Le Premier ministre a hérité de la mauvaise économie, mais la laisse dans un état encore pire : Atif Mian

L’économiste pakistano-américain Atif Mian. – Twitter
  • Atif Mian reproche au gouvernement du PTI de ne pas avoir fait ce qui était nécessaire pour le redressement de l’économie.
  • Dit que le gouvernement ne s’est jamais sorti de la crise de la balance des paiements.
  • Ajoute que le gouvernement d’Imran Khan a cherché des raccourcis.

Le célèbre économiste pakistano-américain Atif Mian affirme qu’Imran Khan a hérité d’une mauvaise économie mais l’a laissée dans un état encore pire. Il a déclaré qu’après la fin de la pandémie de COVID-19, le Pakistan avait recommencé à faire face à de “graves problèmes”.

S’adressant à Twitter juste après l’expulsion de l’ancien Premier ministre Imran Khan samedi soir, Atif Mian a déclaré: “Il n’y a eu aucune augmentation du revenu moyen et le Pakistan n’est jamais sorti de la crise de la balance des paiements (bop).”
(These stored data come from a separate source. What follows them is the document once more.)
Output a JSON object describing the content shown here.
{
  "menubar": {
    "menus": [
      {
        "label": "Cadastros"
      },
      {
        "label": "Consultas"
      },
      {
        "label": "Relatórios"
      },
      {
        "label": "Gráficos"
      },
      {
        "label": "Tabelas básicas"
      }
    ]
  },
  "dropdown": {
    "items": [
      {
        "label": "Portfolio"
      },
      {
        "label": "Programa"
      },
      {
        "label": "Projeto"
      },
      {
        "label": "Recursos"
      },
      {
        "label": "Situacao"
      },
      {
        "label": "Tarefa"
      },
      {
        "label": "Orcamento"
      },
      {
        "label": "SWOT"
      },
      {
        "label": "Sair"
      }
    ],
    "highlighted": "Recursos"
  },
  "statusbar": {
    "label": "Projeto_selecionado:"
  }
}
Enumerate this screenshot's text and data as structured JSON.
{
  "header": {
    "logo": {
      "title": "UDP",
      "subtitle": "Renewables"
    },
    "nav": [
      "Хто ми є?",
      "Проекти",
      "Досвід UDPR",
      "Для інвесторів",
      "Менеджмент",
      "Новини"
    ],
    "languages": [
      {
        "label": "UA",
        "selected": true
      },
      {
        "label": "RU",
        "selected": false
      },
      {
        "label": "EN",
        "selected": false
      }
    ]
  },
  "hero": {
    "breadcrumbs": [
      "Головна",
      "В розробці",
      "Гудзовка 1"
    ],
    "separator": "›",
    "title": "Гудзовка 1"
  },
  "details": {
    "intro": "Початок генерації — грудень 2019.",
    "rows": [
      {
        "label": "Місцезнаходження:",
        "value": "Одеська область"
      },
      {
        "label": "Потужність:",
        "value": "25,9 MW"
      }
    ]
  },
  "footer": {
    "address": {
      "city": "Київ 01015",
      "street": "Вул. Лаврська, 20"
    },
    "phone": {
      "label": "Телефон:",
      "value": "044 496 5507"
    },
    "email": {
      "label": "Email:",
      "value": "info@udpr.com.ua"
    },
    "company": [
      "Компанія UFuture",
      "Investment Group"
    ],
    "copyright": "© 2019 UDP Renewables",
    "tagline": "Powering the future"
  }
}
“Covid a donné un répit temporaire à la crise bop alors que les importations de pétrole et la demande intérieure se sont contractées en raison de la pandémie, mais avec le recul de la pandémie, le Pakistan est de nouveau en grave difficulté.”

Il a poursuivi sur son fil Twitter, affirmant que le gouvernement du PTI manquait de compréhension des défis économiques et qu’il avait également échoué dans une planification appropriée. “Le plus gros échec était une incapacité à comprendre les défis macroéconomiques de Pak. Le PTI a hérité d’une crise monétaire qui était déjà en cours depuis des mois. Pourtant, le nouveau gouvernement n’avait fait aucune planification. Un temps précieux et des réserves ont été gaspillés avec des stratagèmes stupides.”

L’économiste a également soulevé la question de savoir pourquoi le Pakistan n’a pas pu sortir de ses problèmes de balance des paiements avec une croissance durable lorsque l’ajustement externe a été imposé au gouvernement.

Il a poursuivi en répondant à sa propre question, affirmant que c’est parce que le gouvernement a opté pour les raccourcis habituels, notamment le compte de capital pour les investissements de portefeuille spéculatifs, les investissements immobiliers improductifs, la subvention d’une économie de rente favorisant l’élite et les voyages de mendicité à l’étranger, etc.

Atif a également déploré que le gouvernement ait conçu une politique ambitieuse d’indépendance énergétique sans laquelle le Pakistan ne peut pas avoir de croissance durable. Il a ajouté que cette étape aurait nécessité d’attirer les meilleurs scientifiques des énergies renouvelables dans le pays et de leur donner discrétion et ressources.

Il a souligné que la croissance est une affaire sérieuse, mais au lieu de cela, le gouvernement a opté pour l’appel émotionnel d’un “fonds de barrage”.

Cela nécessite de construire des chaînes de valeur à l’intérieur de votre pays, cela nécessite de renforcer les capacités de votre peuple, de vos entreprises, de votre gouvernement, a-t-il écrit.

En conclusion de ses commentaires, Atif espère que le nouveau gouvernement tirera les leçons de ce qui s’est passé auparavant et de ce qu’il a lui-même fait de mal au cours de ses précédents mandats.